Foi quando eu resolvi que queria sentir aquilo pra sempre. Aquela sensação de pertencimento no mundo: se riram de mim, do que eu falei, é porque me amam de verdade. Pessoas conseguem esconder seus sentimentos. Esconder uma risada, é impossível.

Eu fiz rir algumas memoráveis vezes da minha vida. Com as minhas escritas, no palco e algumas vezes em postagens em redes sociais. Pra mim, fazer rir é como ganhar um prêmio todos os dias, é o que sustenta meu fiapo de autoestima, é o que não me deixa olhar na cara da minha analista e dizer: "eu só estou aqui pelo dinheiro, digo, desperdício de dinheiro". Afinal de contas, quer coisa mais engraçada do que você falar com uma pessoa durante uma hora e ela só te responder com perguntas, e você ser idiota o bastante para pagar caro por isso?

Mas…

(Sempre tem um mas…)

Eu não tenho feito ninguém rir. Não tenho tido vontade de rir. Penso todos os dias se estou perdendo o único dom que tinha certeza que me acompanharia até a morte. Parece que fazer rir tem perdido espaço para o "sobreviver", para o "respirar", para o "lamentar".
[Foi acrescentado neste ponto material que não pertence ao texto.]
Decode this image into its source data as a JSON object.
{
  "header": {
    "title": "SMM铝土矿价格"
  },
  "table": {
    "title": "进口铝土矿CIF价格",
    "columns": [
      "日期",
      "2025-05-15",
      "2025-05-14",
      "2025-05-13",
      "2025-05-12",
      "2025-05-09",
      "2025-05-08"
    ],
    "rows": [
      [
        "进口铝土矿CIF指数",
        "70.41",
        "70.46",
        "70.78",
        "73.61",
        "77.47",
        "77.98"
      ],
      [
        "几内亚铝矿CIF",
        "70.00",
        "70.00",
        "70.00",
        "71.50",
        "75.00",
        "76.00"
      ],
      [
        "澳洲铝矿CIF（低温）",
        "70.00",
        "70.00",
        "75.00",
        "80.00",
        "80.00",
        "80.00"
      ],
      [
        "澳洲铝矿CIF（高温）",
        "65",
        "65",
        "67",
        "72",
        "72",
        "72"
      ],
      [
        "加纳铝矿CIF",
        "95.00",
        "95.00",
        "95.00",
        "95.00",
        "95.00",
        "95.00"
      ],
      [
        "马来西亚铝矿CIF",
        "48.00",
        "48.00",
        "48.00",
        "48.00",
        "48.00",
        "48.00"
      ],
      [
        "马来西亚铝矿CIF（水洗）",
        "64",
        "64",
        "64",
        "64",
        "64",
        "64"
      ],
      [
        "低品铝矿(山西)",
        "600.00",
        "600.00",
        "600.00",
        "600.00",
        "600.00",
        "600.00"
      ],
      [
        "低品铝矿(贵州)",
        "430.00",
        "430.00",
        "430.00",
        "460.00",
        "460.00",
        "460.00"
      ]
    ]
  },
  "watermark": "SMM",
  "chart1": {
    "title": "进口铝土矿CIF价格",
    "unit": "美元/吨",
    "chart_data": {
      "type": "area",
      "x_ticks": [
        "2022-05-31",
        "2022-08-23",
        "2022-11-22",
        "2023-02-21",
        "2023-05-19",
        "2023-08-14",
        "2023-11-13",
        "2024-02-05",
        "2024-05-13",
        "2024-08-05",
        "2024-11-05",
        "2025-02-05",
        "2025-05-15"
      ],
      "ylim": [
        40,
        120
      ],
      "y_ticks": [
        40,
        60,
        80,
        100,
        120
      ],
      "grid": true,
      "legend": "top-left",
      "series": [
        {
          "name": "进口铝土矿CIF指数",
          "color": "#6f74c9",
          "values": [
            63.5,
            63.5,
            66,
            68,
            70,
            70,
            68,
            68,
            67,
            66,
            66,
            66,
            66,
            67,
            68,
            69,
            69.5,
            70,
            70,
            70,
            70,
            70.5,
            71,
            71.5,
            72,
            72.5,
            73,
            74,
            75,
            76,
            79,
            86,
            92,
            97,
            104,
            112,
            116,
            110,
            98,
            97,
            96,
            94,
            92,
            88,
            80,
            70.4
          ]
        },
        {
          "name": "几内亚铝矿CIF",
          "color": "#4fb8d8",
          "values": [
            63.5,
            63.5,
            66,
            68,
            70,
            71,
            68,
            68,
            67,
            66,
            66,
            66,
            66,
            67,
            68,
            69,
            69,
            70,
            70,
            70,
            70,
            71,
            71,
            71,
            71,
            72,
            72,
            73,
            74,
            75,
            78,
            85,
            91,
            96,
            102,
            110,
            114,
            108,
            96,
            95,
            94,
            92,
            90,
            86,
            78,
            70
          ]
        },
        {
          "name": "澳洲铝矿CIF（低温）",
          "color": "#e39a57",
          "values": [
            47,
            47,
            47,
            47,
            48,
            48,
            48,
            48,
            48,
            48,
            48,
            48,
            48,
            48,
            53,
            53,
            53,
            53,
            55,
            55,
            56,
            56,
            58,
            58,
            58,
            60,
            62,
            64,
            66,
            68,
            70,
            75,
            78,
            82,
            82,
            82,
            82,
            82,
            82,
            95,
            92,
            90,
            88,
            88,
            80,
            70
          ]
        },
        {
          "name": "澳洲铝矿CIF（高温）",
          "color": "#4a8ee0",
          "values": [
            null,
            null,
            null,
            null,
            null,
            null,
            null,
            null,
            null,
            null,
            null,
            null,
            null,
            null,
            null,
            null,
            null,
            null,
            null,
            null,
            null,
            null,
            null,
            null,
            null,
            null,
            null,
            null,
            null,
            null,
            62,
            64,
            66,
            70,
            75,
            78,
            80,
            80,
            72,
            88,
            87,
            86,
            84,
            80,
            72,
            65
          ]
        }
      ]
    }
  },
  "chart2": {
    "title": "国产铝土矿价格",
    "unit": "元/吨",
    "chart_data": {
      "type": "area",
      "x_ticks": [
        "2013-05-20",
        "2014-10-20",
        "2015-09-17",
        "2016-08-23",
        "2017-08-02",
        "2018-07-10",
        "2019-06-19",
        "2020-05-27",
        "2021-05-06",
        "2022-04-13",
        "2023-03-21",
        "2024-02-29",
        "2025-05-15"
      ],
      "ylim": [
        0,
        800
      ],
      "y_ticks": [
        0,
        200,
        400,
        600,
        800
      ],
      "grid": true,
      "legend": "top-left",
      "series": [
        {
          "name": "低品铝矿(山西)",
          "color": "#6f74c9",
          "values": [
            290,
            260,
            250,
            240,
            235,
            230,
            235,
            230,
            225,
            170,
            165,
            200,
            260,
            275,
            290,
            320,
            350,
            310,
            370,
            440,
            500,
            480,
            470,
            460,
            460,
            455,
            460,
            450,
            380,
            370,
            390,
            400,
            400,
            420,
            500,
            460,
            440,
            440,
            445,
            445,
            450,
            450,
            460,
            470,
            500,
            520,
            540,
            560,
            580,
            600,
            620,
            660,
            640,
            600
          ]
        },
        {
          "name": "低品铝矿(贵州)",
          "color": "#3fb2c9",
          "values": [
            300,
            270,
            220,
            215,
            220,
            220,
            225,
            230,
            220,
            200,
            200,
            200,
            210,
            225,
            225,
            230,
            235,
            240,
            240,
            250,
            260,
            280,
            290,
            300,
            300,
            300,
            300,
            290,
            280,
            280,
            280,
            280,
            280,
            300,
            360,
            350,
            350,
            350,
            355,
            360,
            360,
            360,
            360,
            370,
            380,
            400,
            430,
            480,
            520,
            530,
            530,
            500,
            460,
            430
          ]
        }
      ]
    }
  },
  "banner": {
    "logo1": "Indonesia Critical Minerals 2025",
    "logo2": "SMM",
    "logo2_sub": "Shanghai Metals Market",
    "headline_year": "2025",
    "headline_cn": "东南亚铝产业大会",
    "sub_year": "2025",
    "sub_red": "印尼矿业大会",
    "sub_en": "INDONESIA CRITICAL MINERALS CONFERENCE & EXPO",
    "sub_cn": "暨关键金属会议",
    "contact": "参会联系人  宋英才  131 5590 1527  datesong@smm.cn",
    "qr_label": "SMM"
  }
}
E pela primeira vez eu não consigo rir da morte. Pela primeira vez, eu e minhas irmãs não conseguimos achar graça da loucura que é você um dia estar falando e rindo, e depois estar deitado numa caixa de madeira com um monte de gente em volta.

A morte deixou de ser engraçada pra mim. Me preocupa se não está chegando a minha hora de pensar que rir, já também não tem mais graça nenhuma.